At the time, he told reporters of his interest in the Nets.

Sullinger’s big problem —and big advantage— has been his bulk, which he’s admitted got out of control, ballooning to 320 pounds at the end of the 2015-16 season. In interviews around the TBT, he said he’s now at 285 ... and has become a vegan.

Sullinger told ND’s Bryan Fonseca last month that he’s been humbled, and will be better off as a result, no matter what happened with the Nets.

“Oh for sure,” he responded when asked if he had grounded himself. “Overall as a human being, not just basketball. Things I used to do, I don’t do anymore. I’m all about self-discipline and self-reflection. At the end of the day you have to be able to look at yourself in the mirror and understand what you did was wrong.”

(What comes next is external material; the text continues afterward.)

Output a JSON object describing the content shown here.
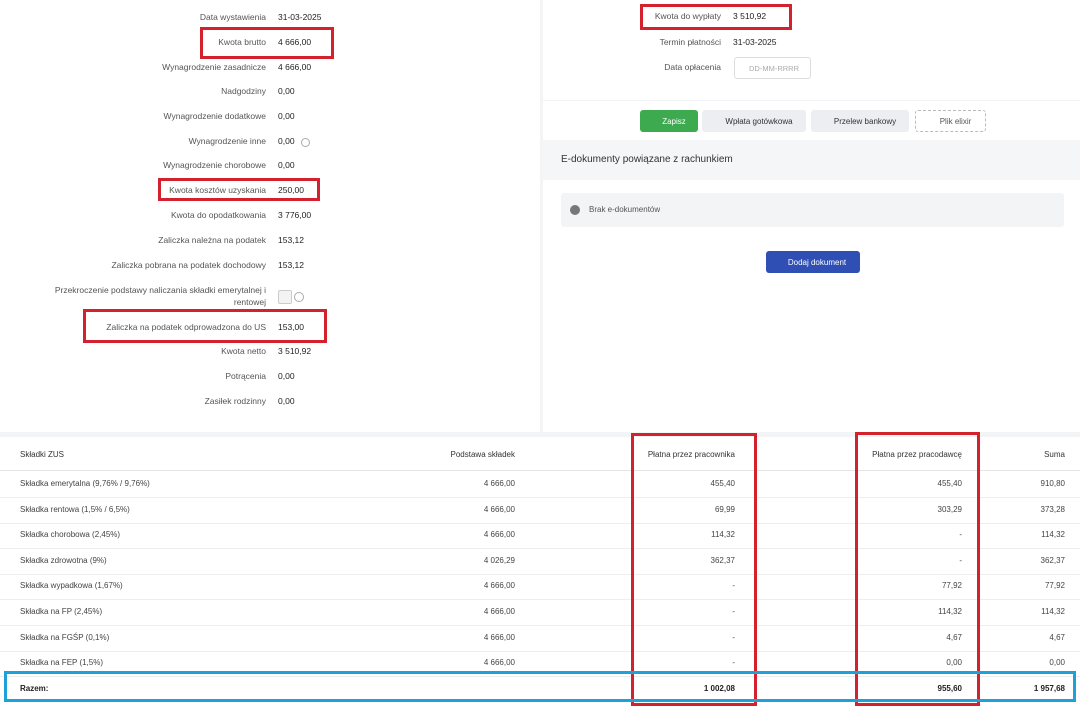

Sulllinger added that he realized he couldn’t keep fooling himself.

“With nobody watching, sometimes I just brushed it off,” he said, talking about his conditioning. “Now when nobody is watching, and I’ve done something wrong, I look at myself in the mirror and say ‘hey, I made a mistake.’”

Sullinger spent most of his career with the Celtics after being drafted by them 21st overall in 2012. For his career, the Columbus, Ohio native has averaged 10.8 points and 7.5 rebounds in 269 games, 172 of them starts. He owns a 27.2 percent career shooting average from the three-point line and seemed comfortable shooting it in the TBT.

It’s also possible there are other players working out at HSS. Last year at this time, the Nets worked out P.J. Hairston, Kendall Marshall and Jorge Gutierrez ... without signing any of them.